К лету 1989 года для радикальных изменений в международной политике стало характерным то, что, когда венгры договорились об урегулировании вопроса с одним из членов НАТО без консультаций с Советами, канцлер Коль, несмотря на обещание, данное венграм, позвонил Горбачеву, чтобы узнать, какой реакции СССР следует ожидать в отношении планируемого венгерского шага. "Миклош Немет, венгерский премьер-министр, хороший человек", - таков был неясный ответ, и, как выяснилось позже, он означал советское одобрение ситуации.

До сих пор возникает вопрос, почему Горбачев так слабо отреагировал на этот довольно серьезный вызов. Теперь на карту был поставлен не только вопрос о Восточно-Центральной Европе в целом, но и германский вопрос, который с 1945 года всегда считался краеугольным камнем внешней политики любого советского руководства. Скорее всего, они, как и другие участники игры, не оценивали возможных последствий такого решения и надеялись, что если разочарованные люди покинут ГДР, то это окажет скорее умиротворяющее, чем дестабилизирующее воздействие и даже сможет способствовать ускорению переходного процесса в стране в контролируемом режиме. Сегодня мы знаем, что произошло ровно обратное, и массовые движения, возникшие осенью 1989 года, привели не только к открытию Берлинской стены и распаду ГДР, но и к объединению Германии без существенных ограничений, включая членство в НАТО, что летом 1989 года большинство людей, даже в ФРГ, назвали бы иллюзорным.²⁶ Открытие границы Венгрией 11 сентября 1989 года было просто призвано решить серьезную внутреннюю проблему; однако этот непреднамеренный исторический шаг способствовал падению коммунистической системы в ГДР и, наконец, объединению Германии.

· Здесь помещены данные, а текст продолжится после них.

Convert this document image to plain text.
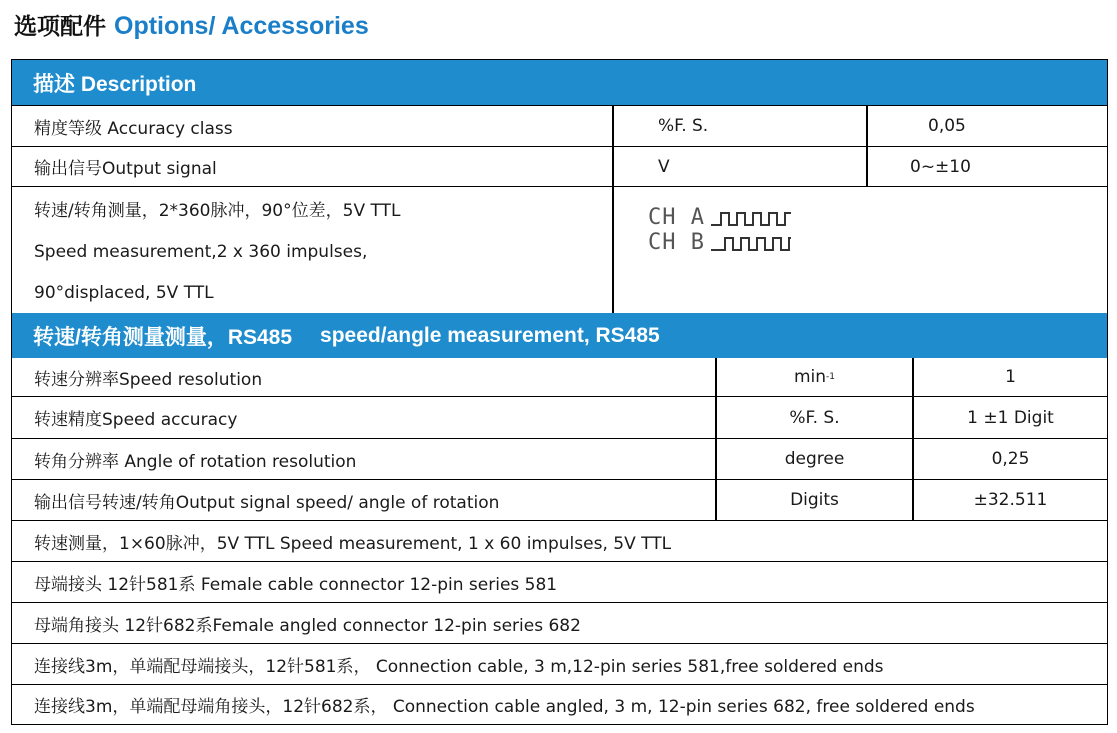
选项配件 Options/ Accessories
描述 Description
精度等级 Accuracy class	%F. S.	0,05
输出信号Output signal	V	0~±10
转速/转角测量，2*360脉冲，90°位差，5V TTL
Speed measurement,2 x 360 impulses,
90°displaced, 5V TTL
CH A
CH B
转速/转角测量测量，RS485 speed/angle measurement, RS485
转速分辨率Speed resolution	min -1	1
转速精度Speed accuracy	%F. S.	1 ±1 Digit
转角分辨率 Angle of rotation resolution	degree	0,25
输出信号转速/转角Output signal speed/ angle of rotation	Digits	±32.511
转速测量，1×60脉冲，5V TTL Speed measurement, 1 x 60 impulses, 5V TTL
母端接头 12针581系 Female cable connector 12-pin series 581
母端角接头 12针682系Female angled connector 12-pin series 682
连接线3m，单端配母端接头，12针581系， Connection cable, 3 m,12-pin series 581,free soldered ends
连接线3m，单端配母端角接头，12针682系， Connection cable angled, 3 m, 12-pin series 682, free soldered ends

Как мы уже видели, участие Венгрии в таких открытых конфликтах не было продиктовано намерением нагнетать напряженность в любой из этих ситуаций. Напротив, во всех трех случаях венгерское руководство действовало только после долгих мучений и под влиянием внешних сил и давления. В целом каждый из этих шагов во внешней политике Венгрии стал новой вехой на пути к подлинной автономии; это были первые случаи, когда руководство страны решило поставить национальные интересы выше интересов союзной системы (а также Советского Союза). Однако все это имело и другое измерение: помимо косвенного содействия экспорту контрреволюции своим примером ведущего борца за реформы, Венгрия непосредственно способствовала процессу брожения и дестабилизации коммунистических систем в трех государствах советского блока.

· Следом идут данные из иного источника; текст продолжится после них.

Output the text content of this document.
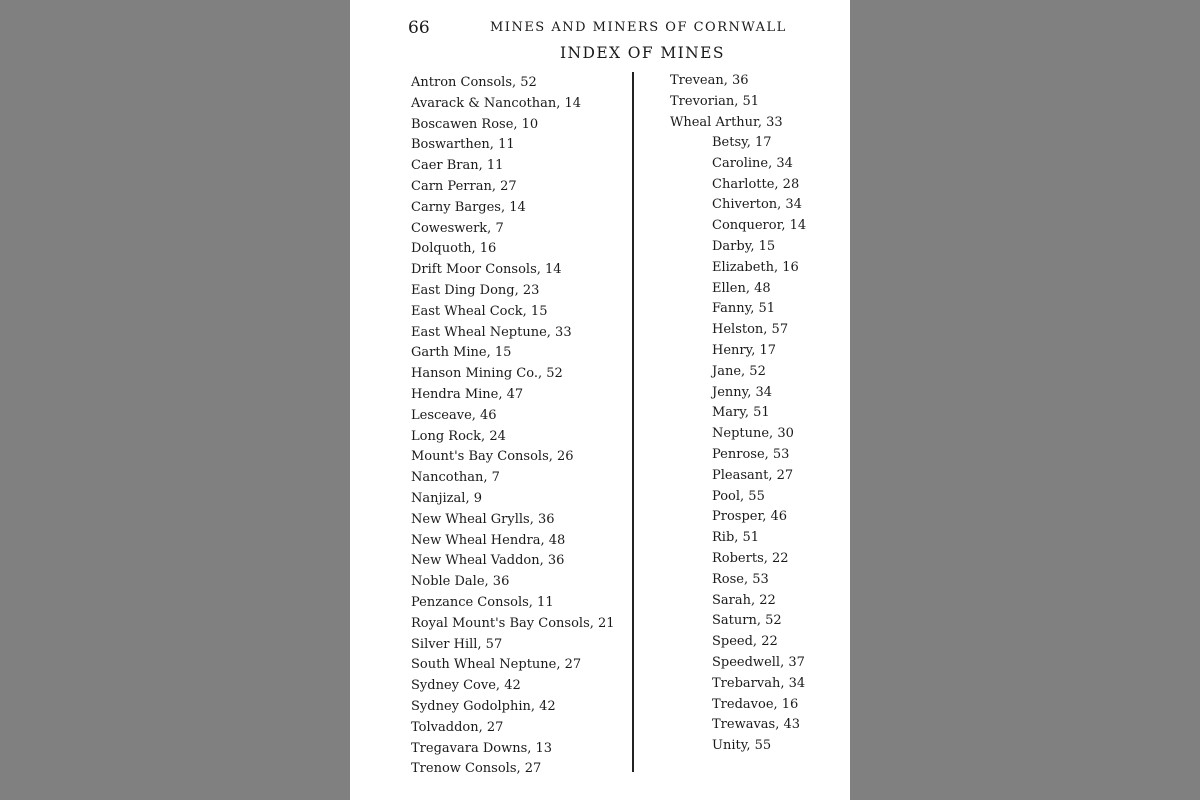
66	MINES AND MINERS OF CORNWALL
INDEX OF MINES
Antron Consols, 52
Avarack & Nancothan, 14
Boscawen Rose, 10
Boswarthen, 11
Caer Bran, 11
Carn Perran, 27
Carny Barges, 14
Coweswerk, 7
Dolquoth, 16
Drift Moor Consols, 14
East Ding Dong, 23
East Wheal Cock, 15
East Wheal Neptune, 33
Garth Mine, 15
Hanson Mining Co., 52
Hendra Mine, 47
Lesceave, 46
Long Rock, 24
Mount's Bay Consols, 26
Nancothan, 7
Nanjizal, 9
New Wheal Grylls, 36
New Wheal Hendra, 48
New Wheal Vaddon, 36
Noble Dale, 36
Penzance Consols, 11
Royal Mount's Bay Consols, 21
Silver Hill, 57
South Wheal Neptune, 27
Sydney Cove, 42
Sydney Godolphin, 42
Tolvaddon, 27
Tregavara Downs, 13
Trenow Consols, 27
Trevean, 36
Trevorian, 51
Wheal Arthur, 33
Betsy, 17
Caroline, 34
Charlotte, 28
Chiverton, 34
Conqueror, 14
Darby, 15
Elizabeth, 16
Ellen, 48
Fanny, 51
Helston, 57
Henry, 17
Jane, 52
Jenny, 34
Mary, 51
Neptune, 30
Penrose, 53
Pleasant, 27
Pool, 55
Prosper, 46
Rib, 51
Roberts, 22
Rose, 53
Sarah, 22
Saturn, 52
Speed, 22
Speedwell, 37
Trebarvah, 34
Tredavoe, 16
Trewavas, 43
Unity, 55
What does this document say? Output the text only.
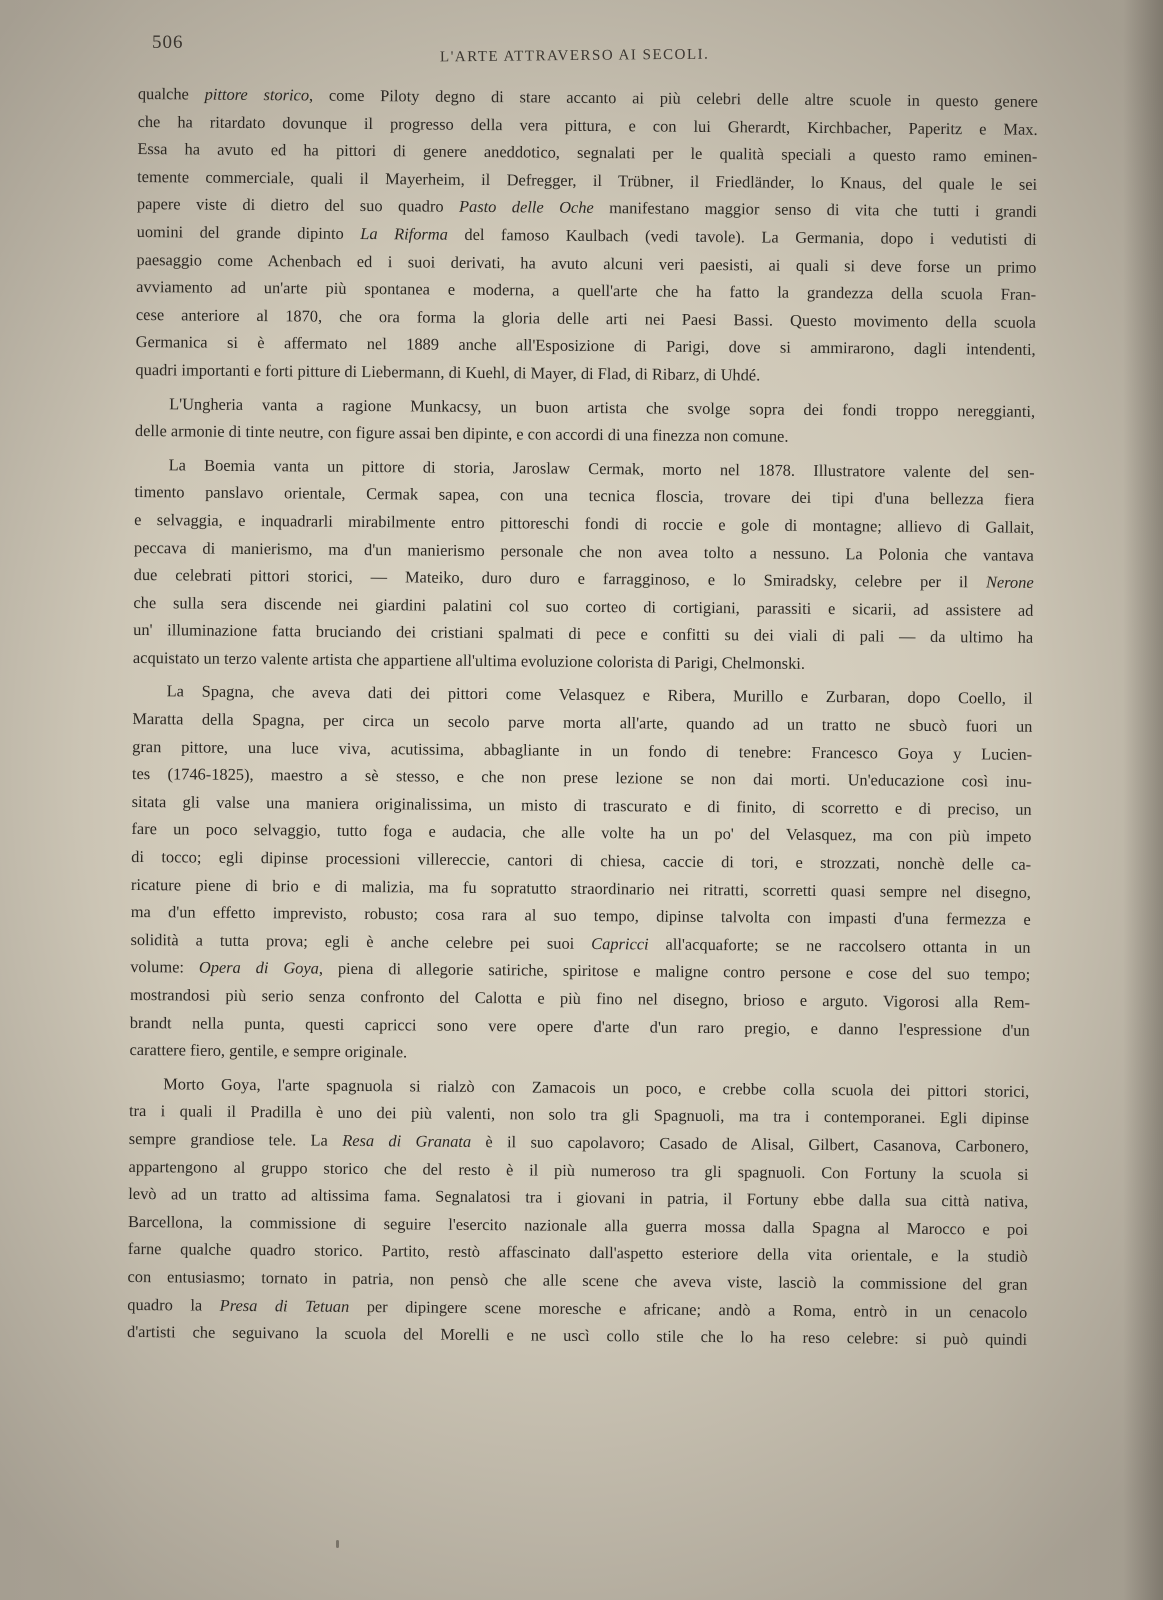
506
L'ARTE ATTRAVERSO AI SECOLI.
qualche pittore storico, come Piloty degno di stare accanto ai più celebri delle altre scuole in questo genere
che ha ritardato dovunque il progresso della vera pittura, e con lui Gherardt, Kirchbacher, Paperitz e Max.
Essa ha avuto ed ha pittori di genere aneddotico, segnalati per le qualità speciali a questo ramo eminen-
temente commerciale, quali il Mayerheim, il Defregger, il Trübner, il Friedländer, lo Knaus, del quale le sei
papere viste di dietro del suo quadro Pasto delle Oche manifestano maggior senso di vita che tutti i grandi
uomini del grande dipinto La Riforma del famoso Kaulbach (vedi tavole). La Germania, dopo i vedutisti di
paesaggio come Achenbach ed i suoi derivati, ha avuto alcuni veri paesisti, ai quali si deve forse un primo
avviamento ad un'arte più spontanea e moderna, a quell'arte che ha fatto la grandezza della scuola Fran-
cese anteriore al 1870, che ora forma la gloria delle arti nei Paesi Bassi. Questo movimento della scuola
Germanica si è affermato nel 1889 anche all'Esposizione di Parigi, dove si ammirarono, dagli intendenti,
quadri importanti e forti pitture di Liebermann, di Kuehl, di Mayer, di Flad, di Ribarz, di Uhdé.
L'Ungheria vanta a ragione Munkacsy, un buon artista che svolge sopra dei fondi troppo nereggianti,
delle armonie di tinte neutre, con figure assai ben dipinte, e con accordi di una finezza non comune.
La Boemia vanta un pittore di storia, Jaroslaw Cermak, morto nel 1878. Illustratore valente del sen-
timento panslavo orientale, Cermak sapea, con una tecnica floscia, trovare dei tipi d'una bellezza fiera
e selvaggia, e inquadrarli mirabilmente entro pittoreschi fondi di roccie e gole di montagne; allievo di Gallait,
peccava di manierismo, ma d'un manierismo personale che non avea tolto a nessuno. La Polonia che vantava
due celebrati pittori storici, — Mateiko, duro duro e farragginoso, e lo Smiradsky, celebre per il Nerone
che sulla sera discende nei giardini palatini col suo corteo di cortigiani, parassiti e sicarii, ad assistere ad
un' illuminazione fatta bruciando dei cristiani spalmati di pece e confitti su dei viali di pali — da ultimo ha
acquistato un terzo valente artista che appartiene all'ultima evoluzione colorista di Parigi, Chelmonski.
La Spagna, che aveva dati dei pittori come Velasquez e Ribera, Murillo e Zurbaran, dopo Coello, il
Maratta della Spagna, per circa un secolo parve morta all'arte, quando ad un tratto ne sbucò fuori un
gran pittore, una luce viva, acutissima, abbagliante in un fondo di tenebre: Francesco Goya y Lucien-
tes (1746-1825), maestro a sè stesso, e che non prese lezione se non dai morti. Un'educazione così inu-
sitata gli valse una maniera originalissima, un misto di trascurato e di finito, di scorretto e di preciso, un
fare un poco selvaggio, tutto foga e audacia, che alle volte ha un po' del Velasquez, ma con più impeto
di tocco; egli dipinse processioni villereccie, cantori di chiesa, caccie di tori, e strozzati, nonchè delle ca-
ricature piene di brio e di malizia, ma fu sopratutto straordinario nei ritratti, scorretti quasi sempre nel disegno,
ma d'un effetto imprevisto, robusto; cosa rara al suo tempo, dipinse talvolta con impasti d'una fermezza e
solidità a tutta prova; egli è anche celebre pei suoi Capricci all'acquaforte; se ne raccolsero ottanta in un
volume: Opera di Goya, piena di allegorie satiriche, spiritose e maligne contro persone e cose del suo tempo;
mostrandosi più serio senza confronto del Calotta e più fino nel disegno, brioso e arguto. Vigorosi alla Rem-
brandt nella punta, questi capricci sono vere opere d'arte d'un raro pregio, e danno l'espressione d'un
carattere fiero, gentile, e sempre originale.
Morto Goya, l'arte spagnuola si rialzò con Zamacois un poco, e crebbe colla scuola dei pittori storici,
tra i quali il Pradilla è uno dei più valenti, non solo tra gli Spagnuoli, ma tra i contemporanei. Egli dipinse
sempre grandiose tele. La Resa di Granata è il suo capolavoro; Casado de Alisal, Gilbert, Casanova, Carbonero,
appartengono al gruppo storico che del resto è il più numeroso tra gli spagnuoli. Con Fortuny la scuola si
levò ad un tratto ad altissima fama. Segnalatosi tra i giovani in patria, il Fortuny ebbe dalla sua città nativa,
Barcellona, la commissione di seguire l'esercito nazionale alla guerra mossa dalla Spagna al Marocco e poi
farne qualche quadro storico. Partito, restò affascinato dall'aspetto esteriore della vita orientale, e la studiò
con entusiasmo; tornato in patria, non pensò che alle scene che aveva viste, lasciò la commissione del gran
quadro la Presa di Tetuan per dipingere scene moresche e africane; andò a Roma, entrò in un cenacolo
d'artisti che seguivano la scuola del Morelli e ne uscì collo stile che lo ha reso celebre: si può quindi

Реорганизация Варшавского договора и проблема нейтралитета


Придя к власти, Горбачев не только пообещал новые отношения с союзниками из Восточной и Центральной Европы, но и с самого начала потребовал модернизации механизма сотрудничества в рамках Варшавского договора. Для этого уже в октябре 1985 года он предложил создать постоянный политический орган, задачей которого стало бы улучшение координации между странами-участницами. Однако существенных изменений в структуре ЗП не произошло вплоть до его роспуска в 1991 году. Результатом спонтанной демократизации под влиянием новой советской политики, подчеркивающей важность партнерства, стало, в частности, то, что помимо традиционной несогласной Румынии другие государства-члены стали гораздо эффективнее, чем раньше, отстаивать свои особые интересы. Так, например, предложение Горбачева, которое могло бы стать средством не только координации, но и централизации, не было принято венгерским руководством, которое все это время тесно сотрудничало с Советским Союзом, до июля 1988 года.

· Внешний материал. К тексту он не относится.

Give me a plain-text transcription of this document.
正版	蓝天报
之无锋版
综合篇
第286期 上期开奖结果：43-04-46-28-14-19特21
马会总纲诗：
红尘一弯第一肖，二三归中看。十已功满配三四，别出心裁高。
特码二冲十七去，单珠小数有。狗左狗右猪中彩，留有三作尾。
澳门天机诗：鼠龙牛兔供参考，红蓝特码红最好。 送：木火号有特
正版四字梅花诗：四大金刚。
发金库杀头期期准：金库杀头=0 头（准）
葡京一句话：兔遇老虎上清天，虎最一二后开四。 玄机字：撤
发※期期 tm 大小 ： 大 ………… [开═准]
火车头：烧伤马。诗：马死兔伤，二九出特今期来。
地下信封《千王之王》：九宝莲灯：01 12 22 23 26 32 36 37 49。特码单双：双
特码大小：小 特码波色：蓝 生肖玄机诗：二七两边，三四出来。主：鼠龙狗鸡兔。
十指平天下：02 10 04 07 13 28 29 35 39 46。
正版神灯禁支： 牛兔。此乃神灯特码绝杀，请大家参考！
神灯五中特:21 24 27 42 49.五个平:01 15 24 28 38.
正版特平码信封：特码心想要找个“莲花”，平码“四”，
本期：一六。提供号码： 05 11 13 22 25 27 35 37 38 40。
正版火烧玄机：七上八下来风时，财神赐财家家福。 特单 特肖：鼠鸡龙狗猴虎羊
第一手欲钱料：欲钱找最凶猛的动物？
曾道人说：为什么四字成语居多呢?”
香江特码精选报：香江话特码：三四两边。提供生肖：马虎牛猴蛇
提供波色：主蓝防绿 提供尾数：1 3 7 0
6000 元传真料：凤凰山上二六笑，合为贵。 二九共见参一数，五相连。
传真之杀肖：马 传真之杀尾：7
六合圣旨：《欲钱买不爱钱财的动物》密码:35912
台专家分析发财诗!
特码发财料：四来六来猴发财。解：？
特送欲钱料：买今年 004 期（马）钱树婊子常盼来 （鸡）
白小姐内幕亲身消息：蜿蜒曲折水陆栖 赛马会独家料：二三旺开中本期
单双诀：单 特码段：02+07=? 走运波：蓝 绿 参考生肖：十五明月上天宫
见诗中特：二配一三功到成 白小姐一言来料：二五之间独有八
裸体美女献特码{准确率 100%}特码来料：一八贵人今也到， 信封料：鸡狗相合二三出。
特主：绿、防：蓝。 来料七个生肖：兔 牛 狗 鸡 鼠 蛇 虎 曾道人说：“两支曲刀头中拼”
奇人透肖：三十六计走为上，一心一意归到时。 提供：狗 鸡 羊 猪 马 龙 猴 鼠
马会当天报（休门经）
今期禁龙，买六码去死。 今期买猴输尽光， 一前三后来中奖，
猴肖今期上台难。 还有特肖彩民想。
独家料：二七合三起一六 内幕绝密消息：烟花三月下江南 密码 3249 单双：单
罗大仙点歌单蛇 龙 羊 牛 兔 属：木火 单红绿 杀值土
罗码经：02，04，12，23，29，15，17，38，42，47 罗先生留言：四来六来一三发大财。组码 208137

Как ни странно, настоящую дискуссию о реформировании Варшавского договора инициировало румынское предложение, поданное примерно в то же время. По сути, в нем предлагалось распустить ПКК ВК и превратить организацию в исключительно военный союз, полностью отказавшись от политических функций.²⁹ На варшавской сессии ПКК ВК в июле 1988 года была создана экспертная комиссия для изучения вопросов, связанных с реформированием организации, и на основе этой работы венгерское руководство сформулировало свою позицию к марту 1989 года.

К этому времени, однако, благодаря политическим изменениям в стране, вопросы, касающиеся отношений Венгрии с союзной системой, уже не находились в исключительной юрисдикции ХСВП. К весне 1989 года в Венгрии уже де-факто существовала многопартийная система; более того, после принятия в январе Закона о Скупщине оппозиционные партии, растущие по всей Венгрии, могли функционировать легально. В начале того же года Альянс свободных демократов предложил Венгрии попросить особый статус в Варшавском договоре и, следуя "французской модели", не участвовать в военном сотрудничестве этой организации. Затем, 16 апреля, руководящий совет Альянса свободных демократов в своем заявлении предложил правительству объявить о нейтралитете Венгрии.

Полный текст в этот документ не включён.